As a dual military couple, they not only became part of each other’s military family, but they also began to learn the sacrifices they would face as military family members.
“We joined together as a way of supporting each other because we thought we would struggle, but if we did struggle, at least we would be together,” said McCabe.
As with every service member, initial training was certainly challenging. However, enduring together and sharing their struggles did not exactly turn out how they had planned.
“BMT was not what I expected, I saw my husband and couldn’t speak with him,” said McCabe. “It was torture because I bonded with everyone but could only see my husband in passing.”

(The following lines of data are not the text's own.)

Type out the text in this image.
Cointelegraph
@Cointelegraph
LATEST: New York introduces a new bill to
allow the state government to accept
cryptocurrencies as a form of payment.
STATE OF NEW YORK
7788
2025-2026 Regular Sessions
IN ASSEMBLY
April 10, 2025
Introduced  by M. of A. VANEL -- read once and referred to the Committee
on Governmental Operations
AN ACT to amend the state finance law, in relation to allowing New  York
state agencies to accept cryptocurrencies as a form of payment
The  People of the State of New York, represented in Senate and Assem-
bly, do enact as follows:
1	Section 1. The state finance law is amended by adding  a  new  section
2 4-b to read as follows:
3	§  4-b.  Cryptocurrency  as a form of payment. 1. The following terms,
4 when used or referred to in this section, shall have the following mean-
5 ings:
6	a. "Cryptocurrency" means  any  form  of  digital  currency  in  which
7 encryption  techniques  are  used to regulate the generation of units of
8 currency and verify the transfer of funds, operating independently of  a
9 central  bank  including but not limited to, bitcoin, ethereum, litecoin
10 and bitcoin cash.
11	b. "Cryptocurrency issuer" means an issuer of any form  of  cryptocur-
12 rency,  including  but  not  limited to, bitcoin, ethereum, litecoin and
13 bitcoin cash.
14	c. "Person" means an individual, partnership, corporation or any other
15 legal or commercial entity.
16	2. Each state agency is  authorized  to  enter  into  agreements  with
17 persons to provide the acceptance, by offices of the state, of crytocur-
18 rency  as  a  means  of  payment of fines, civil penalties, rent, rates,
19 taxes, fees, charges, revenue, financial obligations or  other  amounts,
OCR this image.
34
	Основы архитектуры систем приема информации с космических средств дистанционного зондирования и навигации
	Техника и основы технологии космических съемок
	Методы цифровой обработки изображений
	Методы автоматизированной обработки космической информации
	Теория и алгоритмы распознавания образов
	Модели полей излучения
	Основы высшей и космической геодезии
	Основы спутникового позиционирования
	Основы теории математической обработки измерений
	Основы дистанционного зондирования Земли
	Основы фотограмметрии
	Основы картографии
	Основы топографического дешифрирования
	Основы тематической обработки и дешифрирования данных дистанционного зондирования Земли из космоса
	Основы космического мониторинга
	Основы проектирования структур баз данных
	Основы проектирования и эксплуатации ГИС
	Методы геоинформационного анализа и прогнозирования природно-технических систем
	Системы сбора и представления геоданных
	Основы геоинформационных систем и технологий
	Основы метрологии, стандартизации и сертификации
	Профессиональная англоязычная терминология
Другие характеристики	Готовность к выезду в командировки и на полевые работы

The two even found it challenging to speak to one another on the phone because their schedules didn’t align. Despite the sacrifices, the couple successfully completed training and became members of the 162nd Wing family.
They also became part of a unique group in the Air National Guard. According to the 2020 Demographics Profile of the Military Community report published by the Department of Defense, only 10.3 percent of Air National Guard marriages are dual military. This is a smaller demographic than the 20.2 percent of active-duty counterparts. This gives them a different perspective of the military, and of being a part of the military family.
“When a person goes back home, they have to get accustomed to life before the military. But being back home and knowing my husband went through the same things I did, we can vent and share experiences,” said McCabe. “The common experiences help alleviate stressors,” she said.